Zapis rozmowy Jacka Bańki z burmistrzem Zakopanego, Leszkiem Dorulą.
Rozpoczęcie procedury wpisu Krupówek do rejestru zabytków daje dziś 100% gwarancji, że do czasu zakończenia procedury nic tam nie powstanie, czego nie życzą sobie władze i konserwator zabytków?
- Na pewno byśmy obie nie życzyli. Czy powstanie? Gwarancji żadnej nie ma. Robimy wszystko, żeby tak się stało. Chodzi o to, żeby przedsiębiorcy, którzy tam mają nieruchomości, mogli sobie odremontować i wybudować, ale żeby nie powstawało tam coś, co zakłóca wizerunek Krupówek i miasta. Zależy nam, żeby nie powstawały takie budynki, jak w ostatnim czasie. One nie są wkomponowane w architekturę Krupówek i Podhala.
Mówił pan niedawno, że pojawiły się sygnały, iż są wielkie zakusy inwestorów związane z tym miejscem. Co pan miał na myśli?
- Krupówki są tak atrakcyjne, że każdy wie, iż one się zmieniają co rok. Ci, którzy mają swoje nieruchomości i chcą je odremontować, budują galerie, które niekoniecznie dobrze się wpisują w ten wizerunek. Chcemy, żeby te budynki miały możliwość uzgodnienia z konserwatorem. Właściciel powinien mieć podpowiedź od konserwatora, że może coś pięknego tam postawić, ale coś bardziej pasującego do tego miejsca niż do Dubaju.
Jak sama procedura, która może potrwać 3 lata, wpłynie na decyzje inwestorów? Samo rozpoczęcie procedury mrozi już procesy inwestycyjne. Płyną już do pana skargi i uwagi w tej sprawie?
- Jest możliwość rozmów i uzgodnień. Nie jest tak, że nic nie można zrobić na Krupówkach. Można się porozumieć z konserwatorem na wczesnym etapie. Mam nadzieję, że właściciele nieruchomości skorzystają z tego.
Wpis do rejestru zabytków ograniczy rozwój miasta lub lokalnego biznesu?
- Nie. To nie jest ograniczenie możliwości wybudowania, ale chodzi o sam wygląd budynku.

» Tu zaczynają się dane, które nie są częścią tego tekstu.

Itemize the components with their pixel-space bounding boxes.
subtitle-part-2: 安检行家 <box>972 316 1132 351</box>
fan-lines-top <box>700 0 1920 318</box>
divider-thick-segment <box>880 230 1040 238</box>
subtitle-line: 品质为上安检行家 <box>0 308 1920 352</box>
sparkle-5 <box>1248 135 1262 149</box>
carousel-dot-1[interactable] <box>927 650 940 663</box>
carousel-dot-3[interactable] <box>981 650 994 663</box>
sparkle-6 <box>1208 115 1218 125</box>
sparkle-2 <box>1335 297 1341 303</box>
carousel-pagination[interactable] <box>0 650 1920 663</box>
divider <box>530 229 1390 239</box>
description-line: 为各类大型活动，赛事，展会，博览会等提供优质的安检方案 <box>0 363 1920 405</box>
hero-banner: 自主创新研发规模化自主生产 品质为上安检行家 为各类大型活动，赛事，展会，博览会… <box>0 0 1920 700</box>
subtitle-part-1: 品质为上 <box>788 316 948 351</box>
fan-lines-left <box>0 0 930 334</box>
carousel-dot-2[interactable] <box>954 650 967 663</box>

Jest pomysł jednego z radnych Zakopanego, który chciałby wpisać do rejestru cały układ urbanistyczny Zakopanego. To możliwe?
- To jest temat, który został rzucony w dyskusji. Może trochę w emocjach. To by było trudne. Przeszkadzałoby to mieszkańcom. Nie chodzi nam o to, żeby przeszkadzać ludziom, którzy budują piękne domy jednorodzinne i pensjonaty. Chcemy się uchronić od tego, o czym mówiłem. To architektura, która nie pasuje do naszego miasta.
Mówi się o trzech latach. Ma pan wstępną datę, kiedy ten proces miałby się zakończyć?
- Nie mam. Mam nadzieję, że uchronimy przed takimi pomysłami niektórych inwestorów. Nie można budować czegoś, co może szpecić Krupówki.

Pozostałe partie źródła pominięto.